Seanad debates

Thursday, 19 June 2014

Address to Seanad Éireann by Ms Catherine McGuinness

 

1:30 pm

Ms Catherine McGuinness:

Perhaps rather than putting these families into these types of curiously institutional system, they could be housed in the many apartments and so on in NAMA ownership. This would allow them to live more naturally. There are not now as many asylum seekers as there were at the time direct provision was established. Some thought should be given to placing these families in the type of housing in which the mothers can at least cook food and so on for their children, and which might also provide them with an opportunity to work. They could then support themselves. It is not impossible to put in place a system that allows asylum seekers to work. That is as much as I can say on that matter.

Senator van Turnhout raised the complex issue of children being put on remand. In principle, the Senator is right that children should not be sent into remand, which means they are held in custody while awaiting assessment. That is not supposed to happen. The constitutional right to bail applies to children at least as much as, or indeed more than it does to adults. Adults are only refused bail for clear reasons which do not include awaiting assessment. Although from time to time people who are in custody are assessed, and there is nothing wrong with that, to have them taken into custody purely for assessment seems to be wrong, particularly for children. The trouble is that children, when given bail, are given a date for reappearance in court and because they are children they may not be good at reappearing in court on the right day or time. The vast majority of these children come from families that are not organised and are, perhaps, socially deprived and poor. Their parents may be drug addicts and so on, so that they do not have the type of support that ensures they turn up at the right time in court and that they do all the right things such as signing on at the right time at the local Garda station. If the person given bail is a member of the board of Anglo Irish Bank and is required to sign on at Irishtown Garda station at a particular time he or she will do so, but a kid from the inner city may forget do to so. We need to find some way of supporting these children, perhaps through the probation service.

I am aware of Senator van Turnhout's interesting piece of research into this area, which she kindly gave me to read in advance and was of great help in terms of her having raised this rather complicated issue today. I agree that these children need support. There is also a need for a speedier court system so that there is no necessity for long periods of remand. The problem may be caused by a lack of judges or inefficiencies in the system, but whatever the cause, the system needs to be quicker.

Senator Quinn raised the issue of foreign adoptions and the difficulties that have arisen in this regard. This is the other side of the coin. Historically, during the early period of the Irish State, prior to the enactment of the Adoption Act 1952, there were undoubtedly a large number of illegal adoptions. There was no such thing at that time as legal adoption. Many children were adopted by people in America. We were giving our children to richer people in America who had no children of their own and desperately wanted to adopt children. To be fair, many of them were in much the same position as are many Irish people who are now trying to adopt children in Russia. During the 1970s, when I served on the Adoption Board, the situation of Irish girls giving up their babies under all the pressures I mentioned earlier still prevailed. Leaving aside the rights of those girls, their babies were being adopted in a well organised way by Irish families. Many of those adopted went to happy homes. I frequently meet people in the street who come up to me and say, "By the way, do you know you were on the Adoption Board when our child was adopted?". The person then goes on to tell me all about the successes the child has had, which is wonderful.
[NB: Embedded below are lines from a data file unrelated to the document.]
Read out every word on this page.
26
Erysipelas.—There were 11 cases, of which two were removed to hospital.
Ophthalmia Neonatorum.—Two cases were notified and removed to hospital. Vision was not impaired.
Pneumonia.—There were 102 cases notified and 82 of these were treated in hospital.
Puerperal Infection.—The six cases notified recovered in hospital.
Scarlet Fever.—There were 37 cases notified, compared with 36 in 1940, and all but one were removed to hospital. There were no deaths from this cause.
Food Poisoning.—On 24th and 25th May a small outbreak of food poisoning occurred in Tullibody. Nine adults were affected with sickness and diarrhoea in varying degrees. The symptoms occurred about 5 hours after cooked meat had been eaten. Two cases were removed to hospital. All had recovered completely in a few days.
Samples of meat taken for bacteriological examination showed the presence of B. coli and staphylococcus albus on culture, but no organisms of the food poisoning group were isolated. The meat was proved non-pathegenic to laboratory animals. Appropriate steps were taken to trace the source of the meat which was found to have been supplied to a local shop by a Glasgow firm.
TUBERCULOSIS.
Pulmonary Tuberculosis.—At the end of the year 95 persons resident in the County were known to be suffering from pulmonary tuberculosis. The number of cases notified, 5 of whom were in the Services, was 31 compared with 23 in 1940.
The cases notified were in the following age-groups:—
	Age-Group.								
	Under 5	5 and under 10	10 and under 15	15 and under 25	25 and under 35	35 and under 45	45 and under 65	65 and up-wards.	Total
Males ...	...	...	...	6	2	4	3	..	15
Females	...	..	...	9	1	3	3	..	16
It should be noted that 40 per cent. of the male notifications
Adoption is a huge issue. Irish people are now the rich and the ones looking to adopt. It is the other side of the coin. It is a difficult situation. I hope we can work through it and improve the system so that there is not such a great deal of difficulty in it. I congratulate Senators on their interests in the area of children and, in particular, direct provision. Senator Reilly also spoke about children born into direct provision and the lack of areas in which they can play, which is an issue also brought to my attention by Fergus Finlay of Barnardos, who had visited one of these hostels in an area in Athlone. He told me that next door to the hostel there was a huge children's playground which contained all sorts of play equipment, but the asylum seekers' children were not allowed to play in it.